By the time he got to the afternoon, he didn’t really want to go to the party. But he was embarrassed when he thought about what he would say if he didn’t go. So after school he walked fast, trying to stay off the main road all the way, a long way from school, trying to keep his mind blank. But he was also half-excited to be doing something new and wrong. The door to Gabe’s house was cracked open, so he went in.
He half-knew most of the people like he recognized most people in town. Gabe handed him a beer with a conspiratorial look that silently included, “Don’t be afraid.” So he had his first beer in his hand. He sat in a not-too-central place and started working on the nasty fist-full. About a quarter way through the can, a girl who looked quite a bit less nerdy than he felt, sat next to him with an unopened beer. Joseph was feeling unlike himself enough for an unusual word to pop into his mind: maidservant.
“My name is Mary Jo,” she said. “I’m kind of new in town. I don’t think I’ve met you yet.”
“That’s weird,” he said. “My dad calls me JoJo and my mother’s name is Mary” And he thought, “Why did I tell her that?”
She said, “That is weird. So what’s your name?”
“Oh yeah,” he said with a slight blush. “I’m Joseph.” From then on, the party got much better. She even got him to play darts with her in the basement. He even laughed. There was a moment he even looked her in the eyes.
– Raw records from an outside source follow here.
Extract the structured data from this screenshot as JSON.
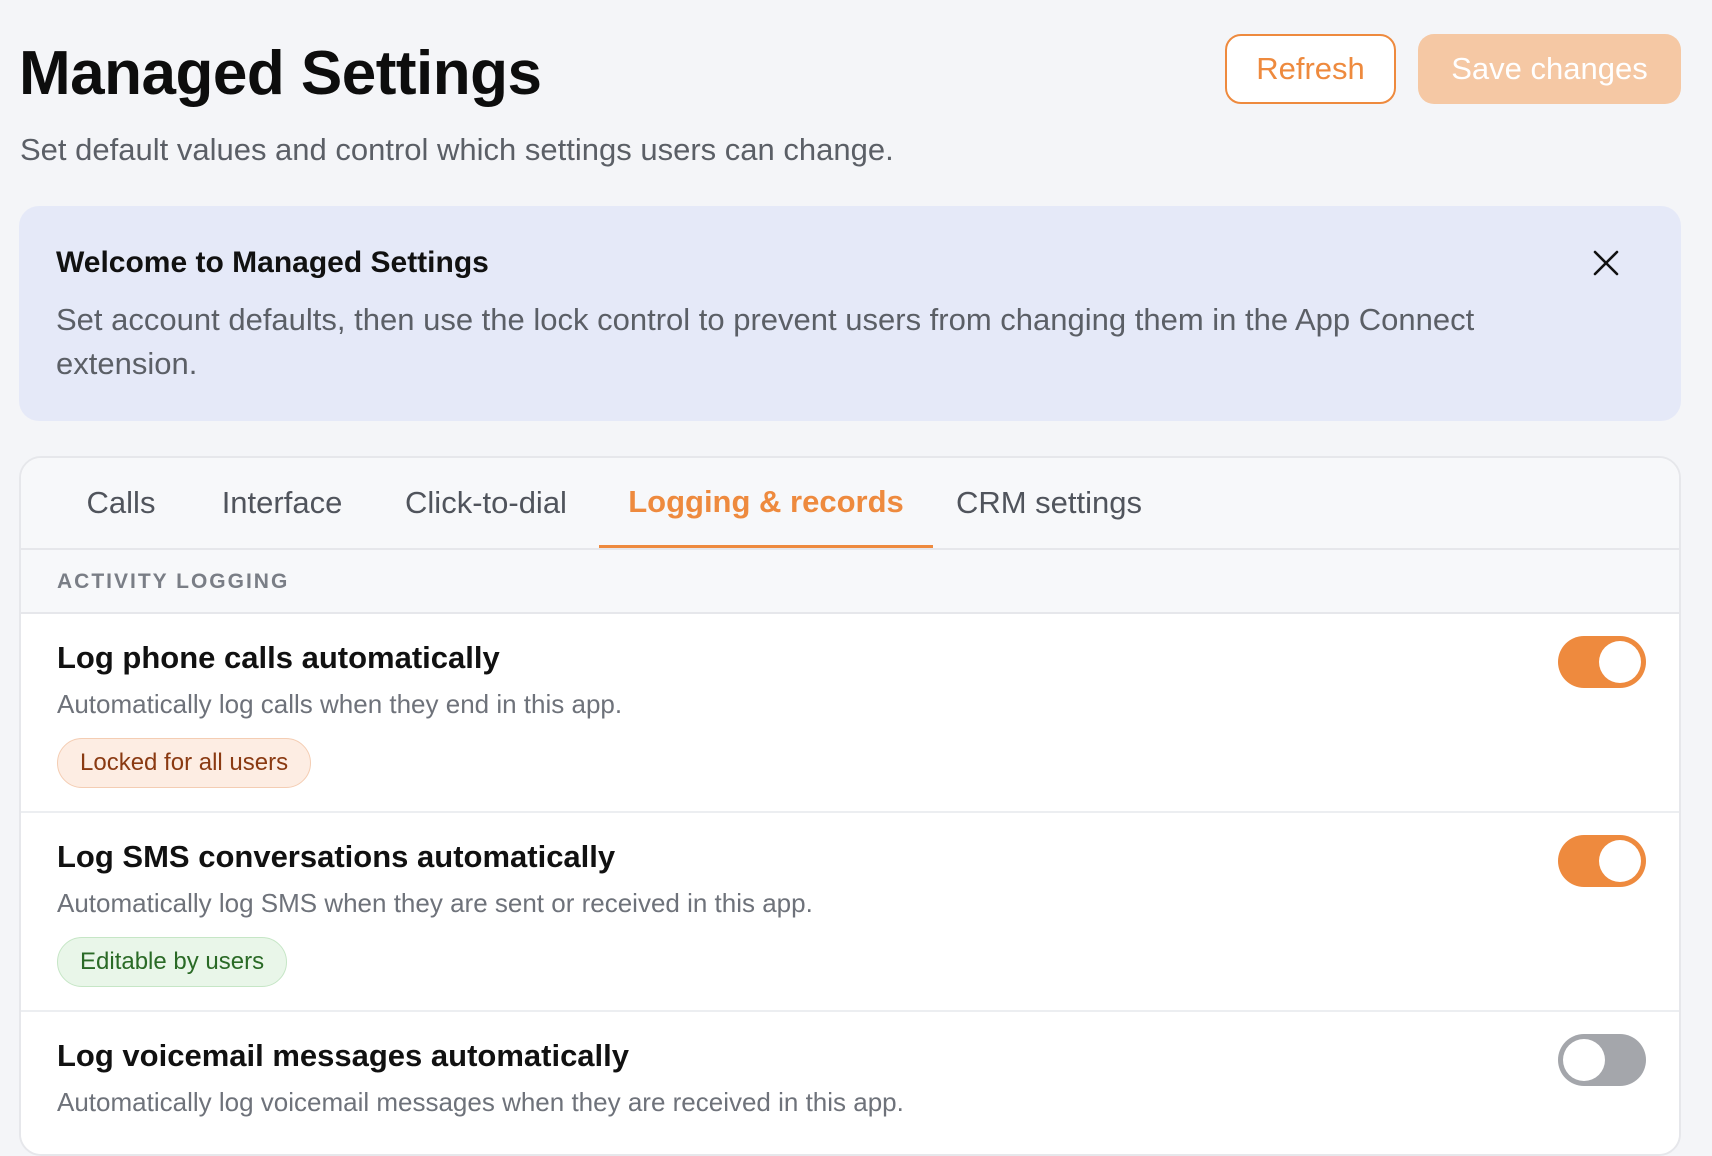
{
  "header": {
    "title": "Managed Settings",
    "subtitle": "Set default values and control which settings users can change.",
    "refresh_label": "Refresh",
    "save_label": "Save changes"
  },
  "colors": {
    "accent": "#ee8a3e",
    "accent_disabled": "#f5c8a4",
    "banner_bg": "#e5e9f8",
    "locked_badge_bg": "#fdede3",
    "editable_badge_bg": "#e9f6e9",
    "toggle_off": "#a4a6ab"
  },
  "banner": {
    "title": "Welcome to Managed Settings",
    "text": "Set account defaults, then use the lock control to prevent users from changing them in the App Connect extension.",
    "close_icon": "close-icon"
  },
  "tabs": [
    {
      "label": "Calls",
      "active": false
    },
    {
      "label": "Interface",
      "active": false
    },
    {
      "label": "Click-to-dial",
      "active": false
    },
    {
      "label": "Logging & records",
      "active": true
    },
    {
      "label": "CRM settings",
      "active": false
    }
  ],
  "section": {
    "header": "ACTIVITY LOGGING"
  },
  "settings": [
    {
      "title": "Log phone calls automatically",
      "description": "Automatically log calls when they end in this app.",
      "badge": "Locked for all users",
      "badge_type": "locked",
      "enabled": true
    },
    {
      "title": "Log SMS conversations automatically",
      "description": "Automatically log SMS when they are sent or received in this app.",
      "badge": "Editable by users",
      "badge_type": "editable",
      "enabled": true
    },
    {
      "title": "Log voicemail messages automatically",
      "description": "Automatically log voicemail messages when they are received in this app.",
      "badge": "",
      "badge_type": "",
      "enabled": false
    }
  ]
}
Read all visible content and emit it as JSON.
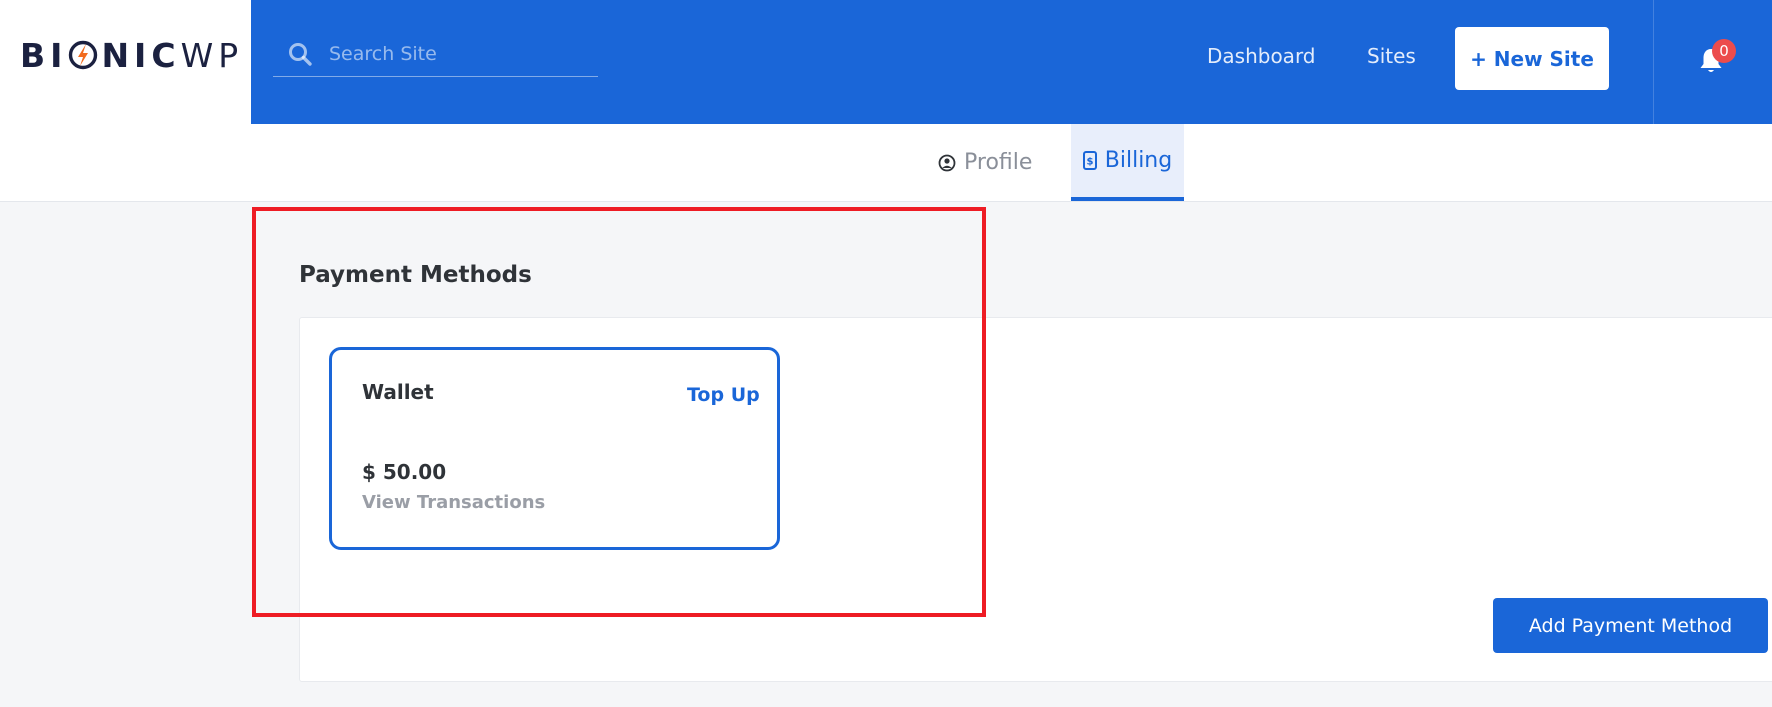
{
  "logo": {
    "prefix": "BI",
    "suffix_bold": "NIC",
    "suffix_light": "WP"
  },
  "search": {
    "placeholder": "Search Site",
    "value": ""
  },
  "nav": {
    "dashboard": "Dashboard",
    "sites": "Sites",
    "new_site": "+ New Site"
  },
  "notifications": {
    "count": "0"
  },
  "tabs": [
    {
      "label": "Profile",
      "icon": "user-circle-icon",
      "active": false
    },
    {
      "label": "Billing",
      "icon": "billing-icon",
      "active": true
    }
  ],
  "payment_methods": {
    "title": "Payment Methods",
    "wallet": {
      "title": "Wallet",
      "top_up": "Top Up",
      "amount": "$ 50.00",
      "view_transactions": "View Transactions"
    },
    "add_button": "Add Payment Method"
  },
  "colors": {
    "primary": "#1a66d8",
    "highlight": "#ee1c24",
    "badge": "#ec4c4c",
    "logo_accent": "#f26b1d"
  }
}
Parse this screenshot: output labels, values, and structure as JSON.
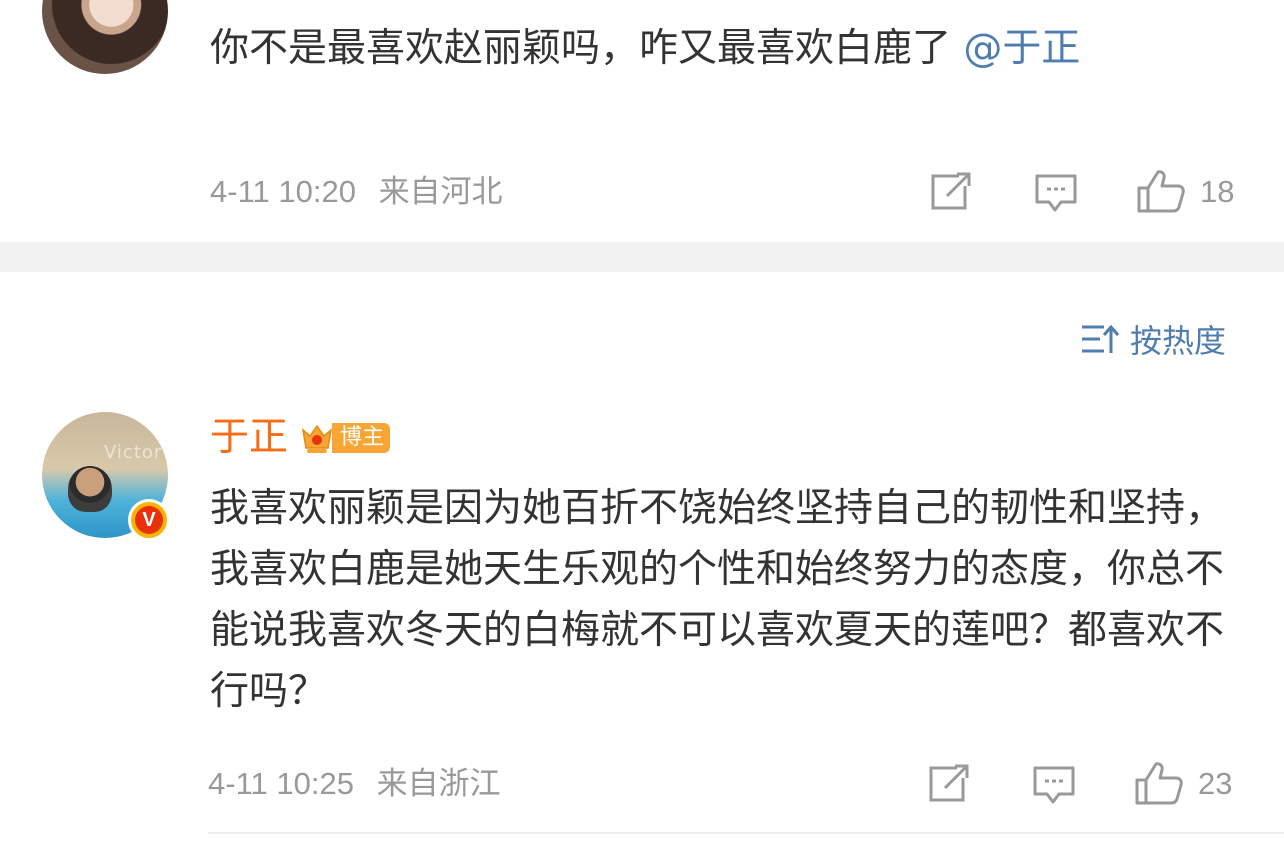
{
  "comment1": {
    "avatar": "user-avatar-photo",
    "text": "你不是最喜欢赵丽颖吗，咋又最喜欢白鹿了",
    "mention": "@于正",
    "time": "4-11 10:20",
    "source": "来自河北",
    "like_count": "18"
  },
  "sort": {
    "label": "按热度",
    "icon": "sort-icon"
  },
  "comment2": {
    "avatar": "author-avatar-photo",
    "avatar_watermark": "Victor",
    "verified_badge": "V",
    "author_name": "于正",
    "badge_label": "博主",
    "text": "我喜欢丽颖是因为她百折不饶始终坚持自己的韧性和坚持，我喜欢白鹿是她天生乐观的个性和始终努力的态度，你总不能说我喜欢冬天的白梅就不可以喜欢夏天的莲吧？都喜欢不行吗？",
    "time": "4-11 10:25",
    "source": "来自浙江",
    "like_count": "23"
  },
  "icons": {
    "repost": "repost-icon",
    "comment": "comment-icon",
    "like": "thumbs-up-icon"
  },
  "colors": {
    "text": "#333333",
    "meta": "#999999",
    "link": "#507daf",
    "author": "#f86c15",
    "badge": "#f7a534",
    "verified": "#e8320b",
    "divider": "#f2f2f2"
  }
}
Right after they locked eyes, his phone started vibrating in his pocket. He got it out just in time to see the last image of his father flicker off the screen. He thought of not calling him back, since he was bussing tables and all. But his father almost never called him, so something terrible might have happened and he would miss it because he’d been drinking beer at an illegal party. He called him back just in case.
“What’s up dad?” He tried to sound busy.
“We’re outside Joseph. You need to come out.”
“You’re outside? Where?” he asked.
“Uh. OK.” Then he prayed his second prayer in so many days, “Oh my god. Oh my god. Oh my god.”
He opened the front door barely wide enough to get through so no one inside would see them. And there they were at the end of what turned out to be a very, very long front walk. When he got to them, his fury-faced mom took a deep breath. Without a word, Dad took her hand and she deflated. “I got off a little early, so I went by the café for a cup of coffee,” he said. “Johanna thought you might be here. Their address is actually searchable. So we found you.“
That girl could really read between the lines. He got in the backseat.